E com isso, Eris finalmente cedeu e tornou a se sentar. Soltei um suspiro e então olhei para o buraco pelo qual Gourry e Zelgadis tinham acabado de sair.
“Espero que esses dois... Estejam bem...”
“Você deveria reservar essa preocupação para si mesma.”
Todos nós nos viramos ao som da nova voz para ver algo semelhante a um homem de preto parado ali... Era Vizea.
“Perdoe a intrusão, entretanto esta parece uma ótima oportunidade para acabar com vocês.”
“Não... Vai acontecer...” gemi.
Tentei me levantar, porém de repente fui inundada por uma letargia poderosa. Meu corpo não respondeu, embora a dor enfim tivesse diminuído...
“Você ainda não está pronta.” Sylphiel me avisou.
“Lantz... Desculpe, mas poderia ganhar algum tempo?
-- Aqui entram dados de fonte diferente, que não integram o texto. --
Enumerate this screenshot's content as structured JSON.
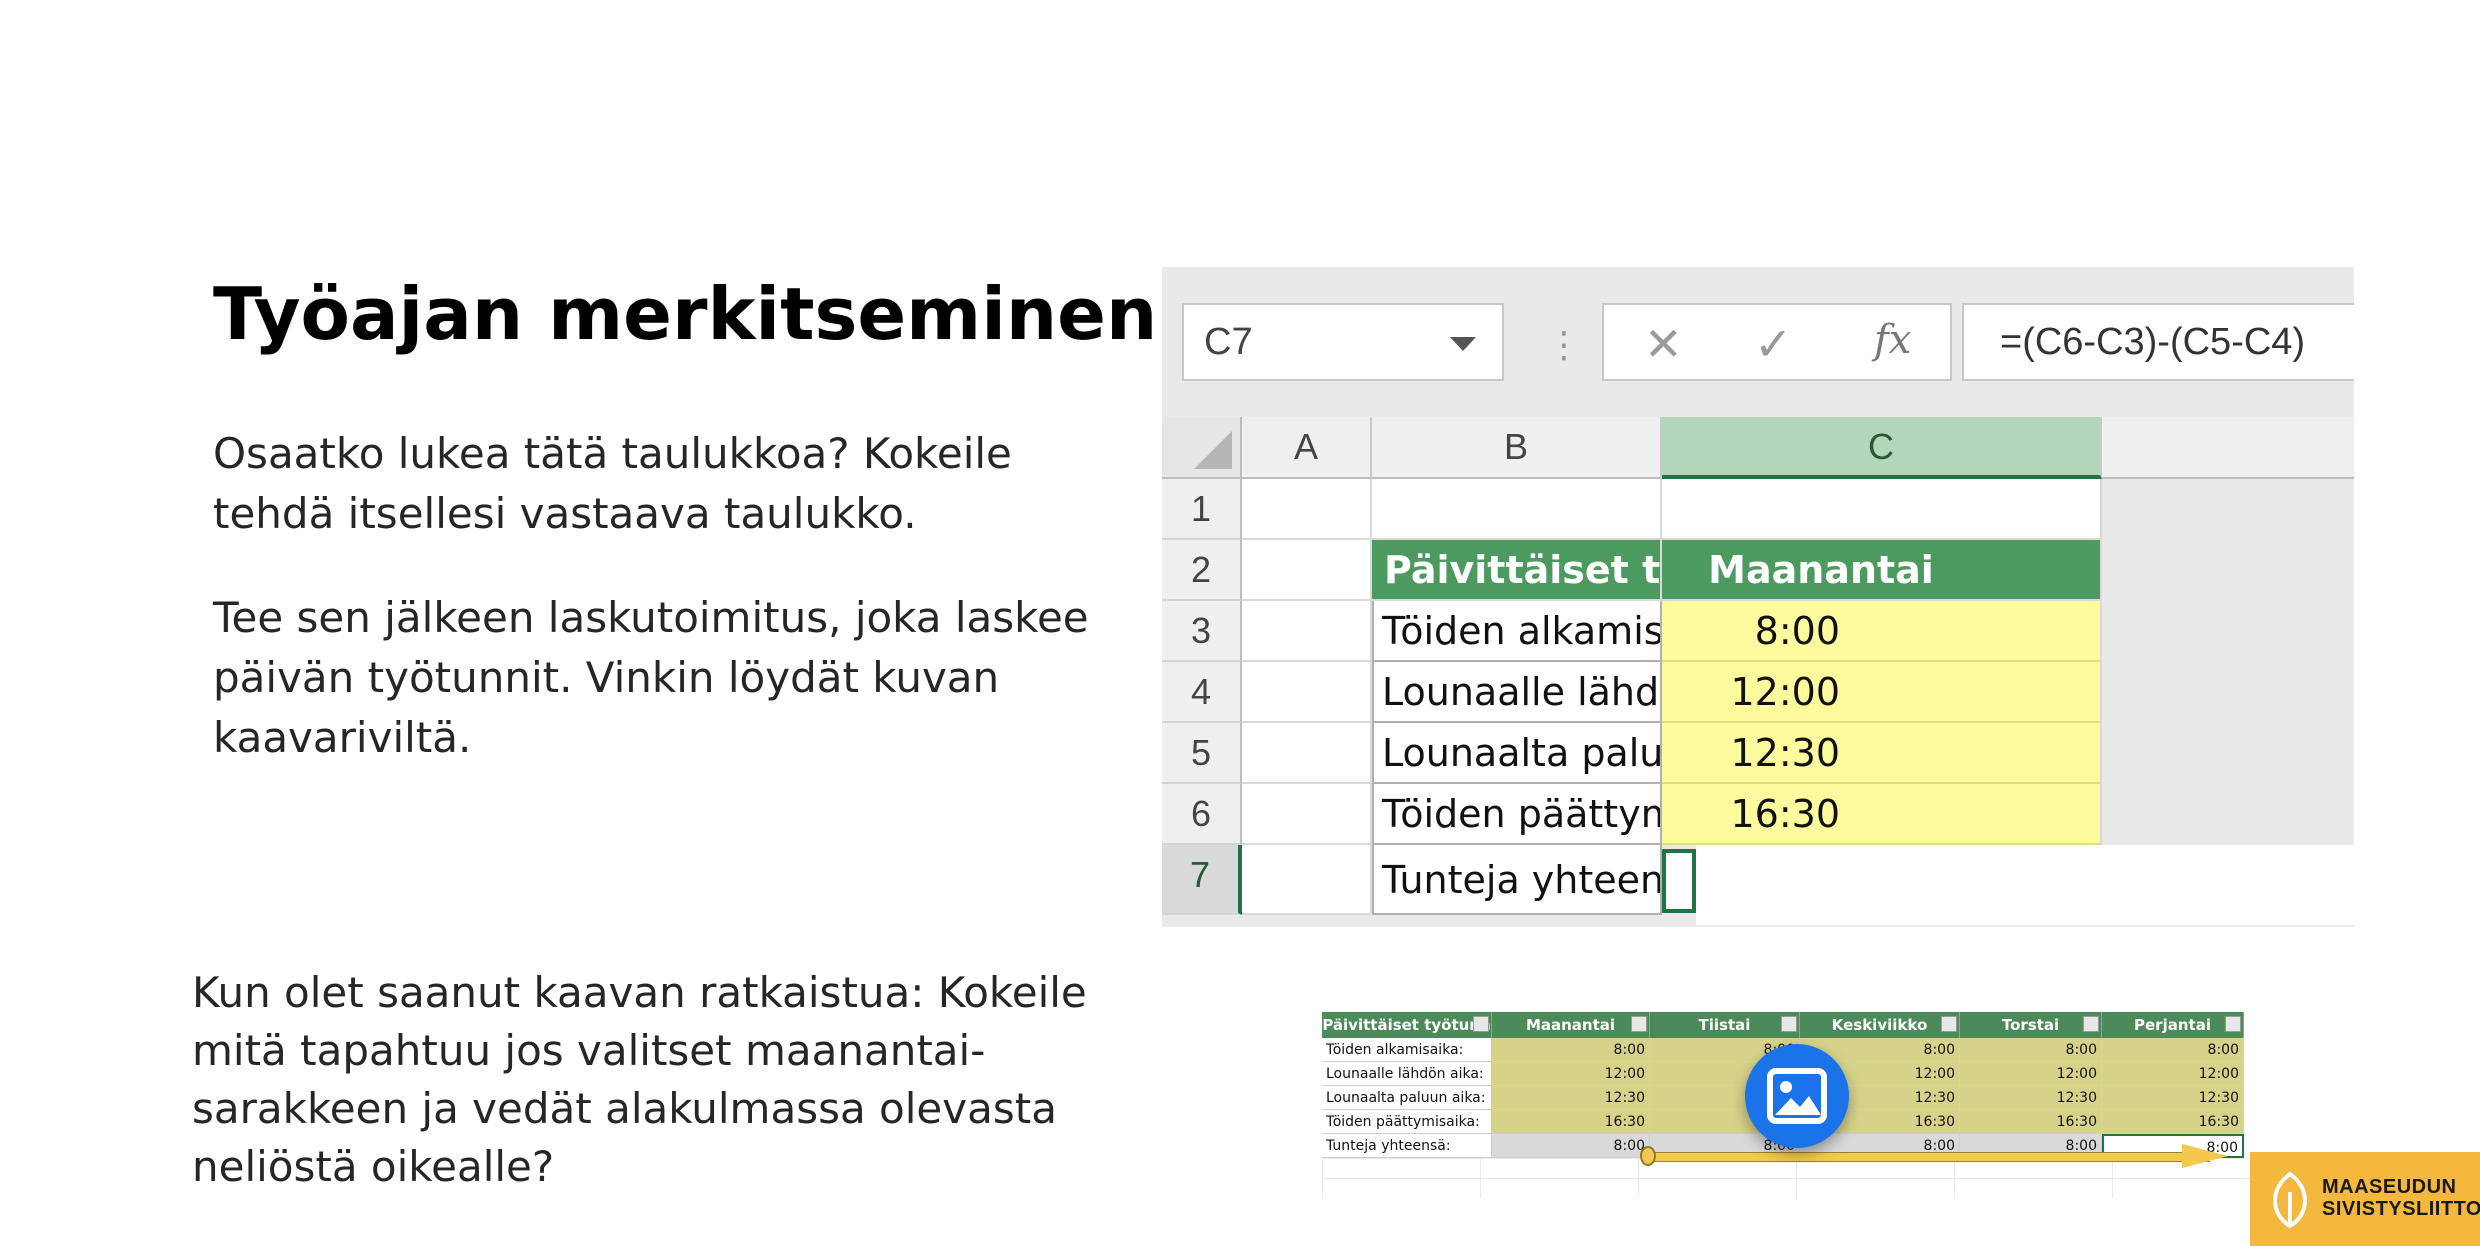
{
  "slide": {
    "title": "Työajan merkitseminen",
    "paragraph1": "Osaatko lukea tätä taulukkoa? Kokeile tehdä itsellesi vastaava taulukko.",
    "paragraph2": "Tee sen jälkeen laskutoimitus, joka laskee päivän työtunnit. Vinkin löydät kuvan kaavariviltä.",
    "paragraph3": "Kun olet saanut kaavan ratkaistua: Kokeile mitä tapahtuu jos valitset maanantai-sarakkeen ja vedät alakulmassa olevasta neliöstä oikealle?"
  },
  "excel": {
    "name_box": "C7",
    "formula": "=(C6-C3)-(C5-C4)",
    "columns": [
      "A",
      "B",
      "C"
    ],
    "rows": [
      "1",
      "2",
      "3",
      "4",
      "5",
      "6",
      "7"
    ],
    "header_label": "Päivittäiset työtunnit",
    "header_day": "Maanantai",
    "labels": [
      "Töiden alkamisaika:",
      "Lounaalle lähdön aika:",
      "Lounaalta paluun aika:",
      "Töiden päättymisaika:",
      "Tunteja yhteensä:"
    ],
    "values": [
      "8:00",
      "12:00",
      "12:30",
      "16:30"
    ]
  },
  "thumbnail": {
    "headers": [
      "Päivittäiset työtunn",
      "Maanantai",
      "Tiistai",
      "Keskiviikko",
      "Torstai",
      "Perjantai"
    ],
    "rows": [
      {
        "label": "Töiden alkamisaika:",
        "values": [
          "8:00",
          "8:00",
          "8:00",
          "8:00",
          "8:00"
        ]
      },
      {
        "label": "Lounaalle lähdön aika:",
        "values": [
          "12:00",
          "12:00",
          "12:00",
          "12:00",
          "12:00"
        ]
      },
      {
        "label": "Lounaalta paluun aika:",
        "values": [
          "12:30",
          "12:30",
          "12:30",
          "12:30",
          "12:30"
        ]
      },
      {
        "label": "Töiden päättymisaika:",
        "values": [
          "16:30",
          "16:30",
          "16:30",
          "16:30",
          "16:30"
        ]
      },
      {
        "label": "Tunteja yhteensä:",
        "values": [
          "8:00",
          "8:00",
          "8:00",
          "8:00",
          "8:00"
        ]
      }
    ]
  },
  "logo": {
    "line1": "MAASEUDUN",
    "line2": "SIVISTYSLIITTO",
    "color": "#f4b83f"
  },
  "icons": {
    "image_badge": "image-icon",
    "logo_mark": "leaf-icon"
  }
}
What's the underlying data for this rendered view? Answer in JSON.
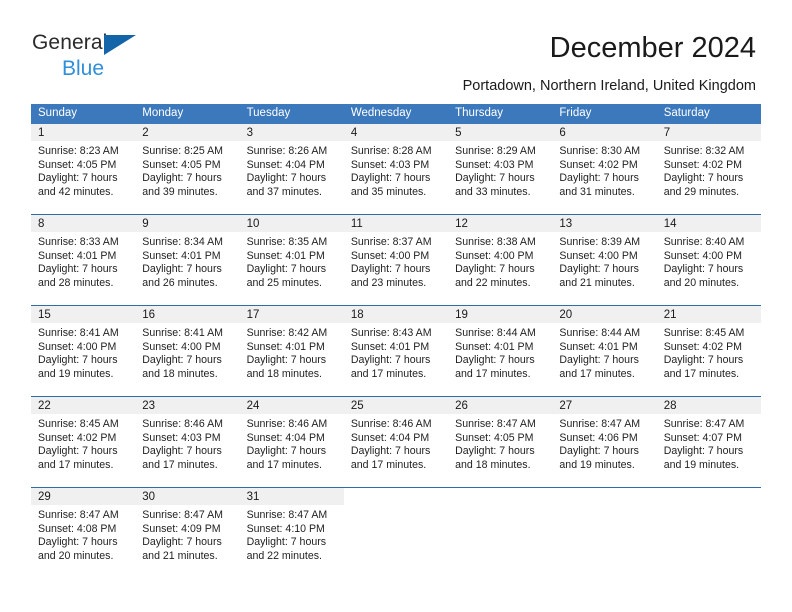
{
  "brand": {
    "name_part1": "General",
    "name_part2": "Blue",
    "triangle_color": "#1464aa",
    "blue_text_color": "#2f8fd8"
  },
  "header": {
    "title": "December 2024",
    "subtitle": "Portadown, Northern Ireland, United Kingdom"
  },
  "theme": {
    "header_row_bg": "#3b78bc",
    "row_separator": "#2e6da8",
    "daynum_bg": "#f0f0f0"
  },
  "weekdays": [
    "Sunday",
    "Monday",
    "Tuesday",
    "Wednesday",
    "Thursday",
    "Friday",
    "Saturday"
  ],
  "weeks": [
    [
      {
        "day": "1",
        "sunrise": "Sunrise: 8:23 AM",
        "sunset": "Sunset: 4:05 PM",
        "daylight_line1": "Daylight: 7 hours",
        "daylight_line2": "and 42 minutes."
      },
      {
        "day": "2",
        "sunrise": "Sunrise: 8:25 AM",
        "sunset": "Sunset: 4:05 PM",
        "daylight_line1": "Daylight: 7 hours",
        "daylight_line2": "and 39 minutes."
      },
      {
        "day": "3",
        "sunrise": "Sunrise: 8:26 AM",
        "sunset": "Sunset: 4:04 PM",
        "daylight_line1": "Daylight: 7 hours",
        "daylight_line2": "and 37 minutes."
      },
      {
        "day": "4",
        "sunrise": "Sunrise: 8:28 AM",
        "sunset": "Sunset: 4:03 PM",
        "daylight_line1": "Daylight: 7 hours",
        "daylight_line2": "and 35 minutes."
      },
      {
        "day": "5",
        "sunrise": "Sunrise: 8:29 AM",
        "sunset": "Sunset: 4:03 PM",
        "daylight_line1": "Daylight: 7 hours",
        "daylight_line2": "and 33 minutes."
      },
      {
        "day": "6",
        "sunrise": "Sunrise: 8:30 AM",
        "sunset": "Sunset: 4:02 PM",
        "daylight_line1": "Daylight: 7 hours",
        "daylight_line2": "and 31 minutes."
      },
      {
        "day": "7",
        "sunrise": "Sunrise: 8:32 AM",
        "sunset": "Sunset: 4:02 PM",
        "daylight_line1": "Daylight: 7 hours",
        "daylight_line2": "and 29 minutes."
      }
    ],
    [
      {
        "day": "8",
        "sunrise": "Sunrise: 8:33 AM",
        "sunset": "Sunset: 4:01 PM",
        "daylight_line1": "Daylight: 7 hours",
        "daylight_line2": "and 28 minutes."
      },
      {
        "day": "9",
        "sunrise": "Sunrise: 8:34 AM",
        "sunset": "Sunset: 4:01 PM",
        "daylight_line1": "Daylight: 7 hours",
        "daylight_line2": "and 26 minutes."
      },
      {
        "day": "10",
        "sunrise": "Sunrise: 8:35 AM",
        "sunset": "Sunset: 4:01 PM",
        "daylight_line1": "Daylight: 7 hours",
        "daylight_line2": "and 25 minutes."
      },
      {
        "day": "11",
        "sunrise": "Sunrise: 8:37 AM",
        "sunset": "Sunset: 4:00 PM",
        "daylight_line1": "Daylight: 7 hours",
        "daylight_line2": "and 23 minutes."
      },
      {
        "day": "12",
        "sunrise": "Sunrise: 8:38 AM",
        "sunset": "Sunset: 4:00 PM",
        "daylight_line1": "Daylight: 7 hours",
        "daylight_line2": "and 22 minutes."
      },
      {
        "day": "13",
        "sunrise": "Sunrise: 8:39 AM",
        "sunset": "Sunset: 4:00 PM",
        "daylight_line1": "Daylight: 7 hours",
        "daylight_line2": "and 21 minutes."
      },
      {
        "day": "14",
        "sunrise": "Sunrise: 8:40 AM",
        "sunset": "Sunset: 4:00 PM",
        "daylight_line1": "Daylight: 7 hours",
        "daylight_line2": "and 20 minutes."
      }
    ],
    [
      {
        "day": "15",
        "sunrise": "Sunrise: 8:41 AM",
        "sunset": "Sunset: 4:00 PM",
        "daylight_line1": "Daylight: 7 hours",
        "daylight_line2": "and 19 minutes."
      },
      {
        "day": "16",
        "sunrise": "Sunrise: 8:41 AM",
        "sunset": "Sunset: 4:00 PM",
        "daylight_line1": "Daylight: 7 hours",
        "daylight_line2": "and 18 minutes."
      },
      {
        "day": "17",
        "sunrise": "Sunrise: 8:42 AM",
        "sunset": "Sunset: 4:01 PM",
        "daylight_line1": "Daylight: 7 hours",
        "daylight_line2": "and 18 minutes."
      },
      {
        "day": "18",
        "sunrise": "Sunrise: 8:43 AM",
        "sunset": "Sunset: 4:01 PM",
        "daylight_line1": "Daylight: 7 hours",
        "daylight_line2": "and 17 minutes."
      },
      {
        "day": "19",
        "sunrise": "Sunrise: 8:44 AM",
        "sunset": "Sunset: 4:01 PM",
        "daylight_line1": "Daylight: 7 hours",
        "daylight_line2": "and 17 minutes."
      },
      {
        "day": "20",
        "sunrise": "Sunrise: 8:44 AM",
        "sunset": "Sunset: 4:01 PM",
        "daylight_line1": "Daylight: 7 hours",
        "daylight_line2": "and 17 minutes."
      },
      {
        "day": "21",
        "sunrise": "Sunrise: 8:45 AM",
        "sunset": "Sunset: 4:02 PM",
        "daylight_line1": "Daylight: 7 hours",
        "daylight_line2": "and 17 minutes."
      }
    ],
    [
      {
        "day": "22",
        "sunrise": "Sunrise: 8:45 AM",
        "sunset": "Sunset: 4:02 PM",
        "daylight_line1": "Daylight: 7 hours",
        "daylight_line2": "and 17 minutes."
      },
      {
        "day": "23",
        "sunrise": "Sunrise: 8:46 AM",
        "sunset": "Sunset: 4:03 PM",
        "daylight_line1": "Daylight: 7 hours",
        "daylight_line2": "and 17 minutes."
      },
      {
        "day": "24",
        "sunrise": "Sunrise: 8:46 AM",
        "sunset": "Sunset: 4:04 PM",
        "daylight_line1": "Daylight: 7 hours",
        "daylight_line2": "and 17 minutes."
      },
      {
        "day": "25",
        "sunrise": "Sunrise: 8:46 AM",
        "sunset": "Sunset: 4:04 PM",
        "daylight_line1": "Daylight: 7 hours",
        "daylight_line2": "and 17 minutes."
      },
      {
        "day": "26",
        "sunrise": "Sunrise: 8:47 AM",
        "sunset": "Sunset: 4:05 PM",
        "daylight_line1": "Daylight: 7 hours",
        "daylight_line2": "and 18 minutes."
      },
      {
        "day": "27",
        "sunrise": "Sunrise: 8:47 AM",
        "sunset": "Sunset: 4:06 PM",
        "daylight_line1": "Daylight: 7 hours",
        "daylight_line2": "and 19 minutes."
      },
      {
        "day": "28",
        "sunrise": "Sunrise: 8:47 AM",
        "sunset": "Sunset: 4:07 PM",
        "daylight_line1": "Daylight: 7 hours",
        "daylight_line2": "and 19 minutes."
      }
    ],
    [
      {
        "day": "29",
        "sunrise": "Sunrise: 8:47 AM",
        "sunset": "Sunset: 4:08 PM",
        "daylight_line1": "Daylight: 7 hours",
        "daylight_line2": "and 20 minutes."
      },
      {
        "day": "30",
        "sunrise": "Sunrise: 8:47 AM",
        "sunset": "Sunset: 4:09 PM",
        "daylight_line1": "Daylight: 7 hours",
        "daylight_line2": "and 21 minutes."
      },
      {
        "day": "31",
        "sunrise": "Sunrise: 8:47 AM",
        "sunset": "Sunset: 4:10 PM",
        "daylight_line1": "Daylight: 7 hours",
        "daylight_line2": "and 22 minutes."
      },
      {
        "day": "",
        "sunrise": "",
        "sunset": "",
        "daylight_line1": "",
        "daylight_line2": ""
      },
      {
        "day": "",
        "sunrise": "",
        "sunset": "",
        "daylight_line1": "",
        "daylight_line2": ""
      },
      {
        "day": "",
        "sunrise": "",
        "sunset": "",
        "daylight_line1": "",
        "daylight_line2": ""
      },
      {
        "day": "",
        "sunrise": "",
        "sunset": "",
        "daylight_line1": "",
        "daylight_line2": ""
      }
    ]
  ]
}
Por favor. Pelo menos até que eu me recupere...”
“Claro!” ele respondeu.
Lantz então se levantou com a Lâmina Abençoada na mão. A luz da determinação brilhava em seus olhos.
“Não vou deixar ele encostar um dedo em você. Eu te devo muito... E prometi ao mano. Aquele cara...” ele disse firmemente, apontando sua espada para o mazoku. “Vai cair!”